Discussion in 'Star Trek: Discovery' started by Kane_Steel, Jan 14, 2019.
So did we ever get back to the topic or is this thread still just another whine-fest? Someone let me know if the last 70 posts or so are worth reading.
"Adding to" Star Trek lore means presenting brand-new information that can plausibly fit with the existing information. That brand-new information does not need to be directly derivative of the old existing information, but only not directly contradict the existing.
I'd argue that it's even better when the new information is not a direct derivative of the existing, but rather takes the existing in brand new -- but non-contradictory -- directions.
what has Discovery added to trek lore?
A great deal of confusion.
So more of the same, then?
I'd call it Conflation.
We just have to take the time to adjust our prior thinking about what we thought was going on during this time period based on limited information.
When I was a kid I worked in a bookstore that was put out of business by a chain and then I went to work for the chain.
And eventually I was in management (briefly; I fled within months) and sent off to the Midwest for training and one of the first things they told us was "We have a problem with our employees that doesn't exist with all retailers, and that's 'love of product.' Our salespeople have opinions about which products* are good and which are bad, and we don't want them sharing those opinions with customers. All products are good."
CBS has that problem with Trekkies - love of product. Talking about STD adding "a great deal of confusion" is only true if a viewer is deeply invested in the whole history, continuity, etc. of the franchise.
That doesn't really work for CBS, who would like to expand the audience for the thing without alienating the hard core. They've waffled a lot on this, in the last couple of years - STD was initially going to be something daring, modern and different but since early in production and up to this point has undergone significant retrenchment to try to mollify long-timers who judging from last year's reviews and aggregators have not been carriers of enthusiastic word-of-mouth.
Of course, that's their problem.
Interesting. While we aren't employees tasked with selling the product, we Trekkies do tend to want to be "gatekeepers" when it comes to non-Trekkies getting interested in Trek.

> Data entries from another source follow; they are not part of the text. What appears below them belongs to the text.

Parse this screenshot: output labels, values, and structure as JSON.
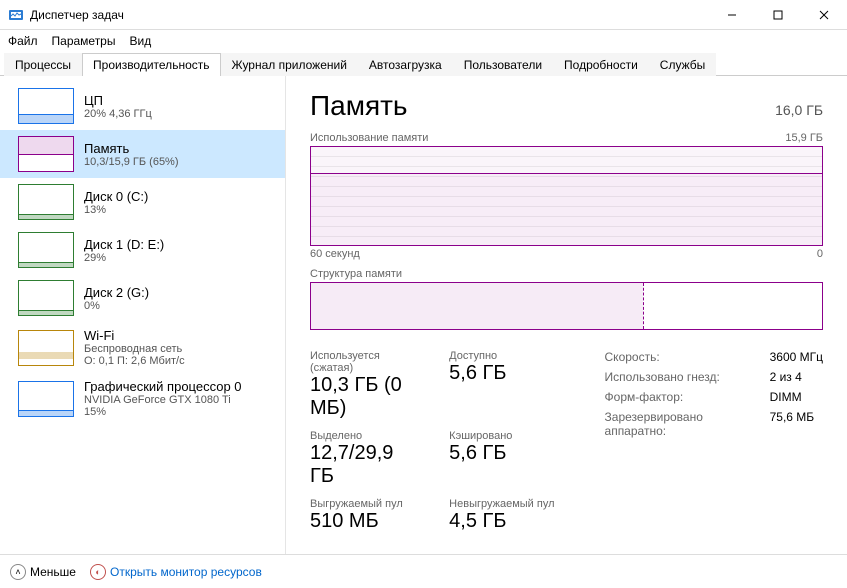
{
  "window": {
    "title": "Диспетчер задач"
  },
  "menu": {
    "file": "Файл",
    "options": "Параметры",
    "view": "Вид"
  },
  "tabs": {
    "processes": "Процессы",
    "performance": "Производительность",
    "apphistory": "Журнал приложений",
    "startup": "Автозагрузка",
    "users": "Пользователи",
    "details": "Подробности",
    "services": "Службы"
  },
  "sidebar": [
    {
      "title": "ЦП",
      "sub": "20% 4,36 ГГц",
      "type": "cpu"
    },
    {
      "title": "Память",
      "sub": "10,3/15,9 ГБ (65%)",
      "type": "mem"
    },
    {
      "title": "Диск 0 (C:)",
      "sub": "13%",
      "type": "disk"
    },
    {
      "title": "Диск 1 (D: E:)",
      "sub": "29%",
      "type": "disk"
    },
    {
      "title": "Диск 2 (G:)",
      "sub": "0%",
      "type": "disk"
    },
    {
      "title": "Wi-Fi",
      "sub": "Беспроводная сеть",
      "sub2": "О: 0,1 П: 2,6 Мбит/с",
      "type": "net"
    },
    {
      "title": "Графический процессор 0",
      "sub": "NVIDIA GeForce GTX 1080 Ti",
      "sub2": "15%",
      "type": "gpu"
    }
  ],
  "detail": {
    "heading": "Память",
    "total": "16,0 ГБ",
    "usage_label": "Использование памяти",
    "usage_max": "15,9 ГБ",
    "time_left": "60 секунд",
    "time_right": "0",
    "struct_label": "Структура памяти",
    "stats_left": [
      {
        "k": "Используется (сжатая)",
        "v": "10,3 ГБ (0 МБ)"
      },
      {
        "k": "Доступно",
        "v": "5,6 ГБ"
      },
      {
        "k": "Выделено",
        "v": "12,7/29,9 ГБ"
      },
      {
        "k": "Кэшировано",
        "v": "5,6 ГБ"
      },
      {
        "k": "Выгружаемый пул",
        "v": "510 МБ"
      },
      {
        "k": "Невыгружаемый пул",
        "v": "4,5 ГБ"
      }
    ],
    "stats_right": [
      {
        "k": "Скорость:",
        "v": "3600 МГц"
      },
      {
        "k": "Использовано гнезд:",
        "v": "2 из 4"
      },
      {
        "k": "Форм-фактор:",
        "v": "DIMM"
      },
      {
        "k": "Зарезервировано аппаратно:",
        "v": "75,6 МБ"
      }
    ]
  },
  "footer": {
    "less": "Меньше",
    "resmon": "Открыть монитор ресурсов"
  }
}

Yes. And some people consider "prior thinking" on an unspecified matter to be gospel. But in reality, if something is unspecified, there is plenty of room for that prior thinking to be revised. That is, it isn't unalterable gospel.
For example (I'll choose an obvious example), just because Spock never specifically said his parents had a human foster child under their care, that doesn't mean that there isn't room to add that human ward to the prior thinking concerning Spock's family.
That's one particular case in my mind, that has actually added a whole lot of interesting info to the reasoning/thought process' behind the Spock/Sarek Family tiff.
I rather like where They went with it by adding Burnham to the mix.
The Klingons in DSC are pretty consistent culturally to the previous series.
I think so too. And any differences can be explained as normal variations within the culture(s) of a whole planet, especially over the course of time.
It doesn't make them less hideous, though.
This. Was glad to see the variation, both in cultural stylings and phenotype.
The only thing that felt off was reclaiming corpses, otherwise they pretty much behaved like Klingons as we've learned of them up to ENT. Just because TOS didn't feature them having bat'leths and speak an alien language doesn't mean those never happened around TOS.
Well it doesn't contradict canon completely, a Klingon Mummification Glyph is mentioned in Star Trek 4, so it did occur at some point in their history.
Very limited information at that. TOS was the least fleshed out of all time periods with the greatest opportunity for filling it out. What many people think of as "what was" in this period are really just long-standing fan theories, not things that were ever actually presented in TOS, but people have forgotten how to differentiate between those. The amount of attention given to this limited information over the years also gives the illusion that those small pieces were more substantial than they were, leading to the type of criticism that follows the basic form of "it wasn't shown in TOS, therefore it can't exist".
Re: Klingon corpses, I wouldn't think this is really even worth considering as a new take on Klingon culture, until we see other examples of it outside of T'Kuvma and his followers. They were shown to be outcasts, and the reclaimed corpses were the main feature of the ship of the dead after all - I always thought this was meant to be one of the things that differentiated them from common Klingons.
This. It amazes me the assumptions that are made regarding TOS era when there is very limited information for that era, especially as it relates to Starfleet as a whole, Klingon culture overall, who the history of the Federation.
We've had 50+ years of fanon, liton* and gamon** that some folks can't let go of.
I've never indulged in any books, games, or any other medium of Trek beyond the shows and films. There's already more than enough to digest in those two mediums, I don't need to add a whole bunch of other stuff on top of that when there's so much else outside of Trekdom.
This and this strongly indicates what I said is correct. But we can play the denial game for a few more days.